Characterization of the novel anti-TNF-α single-chain fragment antibodies using experimental and computational approaches
Published in Preparative Biochemistry and Biotechnology, 2019
Samira Pourtaghi-Anvarian, Samin Mohammadi, Maryam Hamzeh-Mivehroud, Ali Akbar Alizadeh, Siavoush Dastmalchi
Phage display technology is a combinatorial biology approach in which a library of phage particles displaying peptides, proteins, and antibodies is used to isolate specific antigen binders.[20] In this technology, highly diverse libraries allow rapid identification and isolation of specific ligands for any targets such as enzymes and cell surface receptors.[21] Structural analysis of selected ligands could provide new insights into ligand-target interaction useful in drug discovery and development. In our previous study, three phage displaying scFv antibodies (i.e. J43, J44, and J48) capable of binding to TNF-α were isolated from Tomlinson antibody libraries using phage display technology.[13] The current investigation aimed to produce and purify these scFvs for further evaluation of their binding characteristics to TNF-α. DNA sequencing of the identified scFv antibodies showed the existence of amber stop codons in their coding sequences preventing straightforward expression of these scFvs devoid of pIII phage coat protein in host bacteria. To solve this problem, a pair of overlapping primers was used to mutate the stop codons into normal amino acids codons (Figure 1) and the generated DNA sequences were cloned into pIT2 phage vector.

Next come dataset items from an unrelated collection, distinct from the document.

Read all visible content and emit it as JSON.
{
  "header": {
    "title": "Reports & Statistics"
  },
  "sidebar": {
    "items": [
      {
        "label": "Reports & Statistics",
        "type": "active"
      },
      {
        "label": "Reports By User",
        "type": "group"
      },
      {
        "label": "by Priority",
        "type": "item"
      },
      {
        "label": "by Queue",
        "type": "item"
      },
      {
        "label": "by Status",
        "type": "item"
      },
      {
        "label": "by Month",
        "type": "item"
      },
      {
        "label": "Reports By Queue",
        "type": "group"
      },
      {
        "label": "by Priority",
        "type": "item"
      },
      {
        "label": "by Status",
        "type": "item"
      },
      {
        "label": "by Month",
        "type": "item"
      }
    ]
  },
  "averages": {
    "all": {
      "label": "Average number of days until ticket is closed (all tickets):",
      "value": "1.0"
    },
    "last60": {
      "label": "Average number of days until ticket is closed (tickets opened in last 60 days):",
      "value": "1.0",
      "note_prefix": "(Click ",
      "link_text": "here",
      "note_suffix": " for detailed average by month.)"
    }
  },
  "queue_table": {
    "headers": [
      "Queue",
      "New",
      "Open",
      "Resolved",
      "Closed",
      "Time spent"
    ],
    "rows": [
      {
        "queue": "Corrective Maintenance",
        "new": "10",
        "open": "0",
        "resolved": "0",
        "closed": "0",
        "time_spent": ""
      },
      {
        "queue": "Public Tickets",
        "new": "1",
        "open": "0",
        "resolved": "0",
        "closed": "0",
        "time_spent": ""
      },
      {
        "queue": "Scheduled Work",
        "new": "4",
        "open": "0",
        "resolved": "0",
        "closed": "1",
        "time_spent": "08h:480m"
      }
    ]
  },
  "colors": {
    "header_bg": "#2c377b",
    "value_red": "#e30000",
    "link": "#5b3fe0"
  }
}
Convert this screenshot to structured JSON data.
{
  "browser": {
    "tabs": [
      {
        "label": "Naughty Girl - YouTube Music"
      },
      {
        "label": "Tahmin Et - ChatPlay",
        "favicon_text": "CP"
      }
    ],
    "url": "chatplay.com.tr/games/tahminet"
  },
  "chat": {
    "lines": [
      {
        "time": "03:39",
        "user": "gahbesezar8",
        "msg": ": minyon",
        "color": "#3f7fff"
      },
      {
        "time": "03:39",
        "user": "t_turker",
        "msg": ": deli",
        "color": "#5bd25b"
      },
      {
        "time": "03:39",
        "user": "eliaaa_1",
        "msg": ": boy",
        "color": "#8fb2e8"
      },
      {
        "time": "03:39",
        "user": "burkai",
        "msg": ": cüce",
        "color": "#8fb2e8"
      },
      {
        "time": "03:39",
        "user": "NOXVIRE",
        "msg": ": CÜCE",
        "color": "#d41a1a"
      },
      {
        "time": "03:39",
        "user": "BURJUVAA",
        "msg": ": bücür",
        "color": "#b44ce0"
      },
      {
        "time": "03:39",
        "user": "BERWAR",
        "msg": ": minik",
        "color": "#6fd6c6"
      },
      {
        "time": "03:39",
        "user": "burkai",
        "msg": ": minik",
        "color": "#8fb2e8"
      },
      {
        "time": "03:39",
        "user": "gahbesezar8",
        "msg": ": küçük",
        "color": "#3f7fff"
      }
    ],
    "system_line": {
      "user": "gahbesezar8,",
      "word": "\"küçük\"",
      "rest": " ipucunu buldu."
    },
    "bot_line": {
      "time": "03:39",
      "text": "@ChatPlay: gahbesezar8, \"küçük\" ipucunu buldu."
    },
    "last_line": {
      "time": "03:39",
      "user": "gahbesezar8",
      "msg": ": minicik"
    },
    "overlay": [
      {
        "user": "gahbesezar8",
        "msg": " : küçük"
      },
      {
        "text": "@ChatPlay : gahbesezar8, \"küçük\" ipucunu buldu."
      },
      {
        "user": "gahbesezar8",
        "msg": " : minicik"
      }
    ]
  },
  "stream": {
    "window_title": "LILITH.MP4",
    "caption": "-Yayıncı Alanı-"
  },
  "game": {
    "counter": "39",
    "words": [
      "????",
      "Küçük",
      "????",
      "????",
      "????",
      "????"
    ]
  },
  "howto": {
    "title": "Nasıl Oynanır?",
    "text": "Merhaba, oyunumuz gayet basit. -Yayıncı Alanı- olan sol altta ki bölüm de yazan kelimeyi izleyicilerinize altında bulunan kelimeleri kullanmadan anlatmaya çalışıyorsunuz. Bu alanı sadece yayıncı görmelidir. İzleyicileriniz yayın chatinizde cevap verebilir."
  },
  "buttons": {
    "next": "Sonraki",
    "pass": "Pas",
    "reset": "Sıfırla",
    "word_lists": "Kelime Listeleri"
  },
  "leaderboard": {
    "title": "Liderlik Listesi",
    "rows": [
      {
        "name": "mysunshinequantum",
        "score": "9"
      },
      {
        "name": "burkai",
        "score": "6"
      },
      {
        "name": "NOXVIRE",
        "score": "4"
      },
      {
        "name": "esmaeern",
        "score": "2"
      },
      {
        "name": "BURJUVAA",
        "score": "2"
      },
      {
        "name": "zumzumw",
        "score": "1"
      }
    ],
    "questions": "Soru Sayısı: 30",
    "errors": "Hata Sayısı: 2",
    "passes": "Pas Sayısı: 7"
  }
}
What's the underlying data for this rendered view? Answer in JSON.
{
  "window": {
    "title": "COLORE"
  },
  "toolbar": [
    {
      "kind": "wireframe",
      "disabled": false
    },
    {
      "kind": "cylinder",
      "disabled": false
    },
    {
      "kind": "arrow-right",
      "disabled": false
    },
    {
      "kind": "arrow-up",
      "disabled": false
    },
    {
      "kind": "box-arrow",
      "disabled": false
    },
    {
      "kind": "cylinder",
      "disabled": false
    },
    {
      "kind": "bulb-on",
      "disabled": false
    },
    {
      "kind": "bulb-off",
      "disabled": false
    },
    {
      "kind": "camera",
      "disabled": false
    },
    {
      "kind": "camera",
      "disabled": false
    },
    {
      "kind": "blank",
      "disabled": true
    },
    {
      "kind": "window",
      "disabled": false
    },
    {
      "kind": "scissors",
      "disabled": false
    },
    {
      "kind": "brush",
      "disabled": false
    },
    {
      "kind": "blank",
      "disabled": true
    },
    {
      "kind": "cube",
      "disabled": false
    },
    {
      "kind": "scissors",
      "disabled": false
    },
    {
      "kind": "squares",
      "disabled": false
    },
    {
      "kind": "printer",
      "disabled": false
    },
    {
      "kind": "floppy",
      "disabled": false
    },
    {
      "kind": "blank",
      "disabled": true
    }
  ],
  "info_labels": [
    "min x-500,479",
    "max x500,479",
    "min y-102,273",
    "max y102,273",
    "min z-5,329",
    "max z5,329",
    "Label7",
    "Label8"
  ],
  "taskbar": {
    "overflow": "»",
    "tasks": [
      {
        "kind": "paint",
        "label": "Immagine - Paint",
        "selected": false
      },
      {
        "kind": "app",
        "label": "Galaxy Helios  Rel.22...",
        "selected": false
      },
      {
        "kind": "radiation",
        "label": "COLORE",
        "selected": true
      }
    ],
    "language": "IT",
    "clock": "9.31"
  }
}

The coding sequences of scFvs in pIT2 phage vector are followed by 6 × His tag DNA sequence, enabling expression of these antibodies as His-tagged fusion proteins. Phages displaying scFvs were infected into E.coli HB2181 expression system and the production of the corresponding proteins was induced by 1 mM IPTG. The produced scFvs were purified on an affinity column and analyzed on SDS-PAGE (Figure 2A). The purity of the obtained scFvs was assessed by semi-quantification of the SDS-PAGE gel using mage J program resulting in about 85% purity for all three scFvs. The expression of the His-tagged scFvs was confirmed using ECL in Western blotting technique and the results are shown in Figure 2B.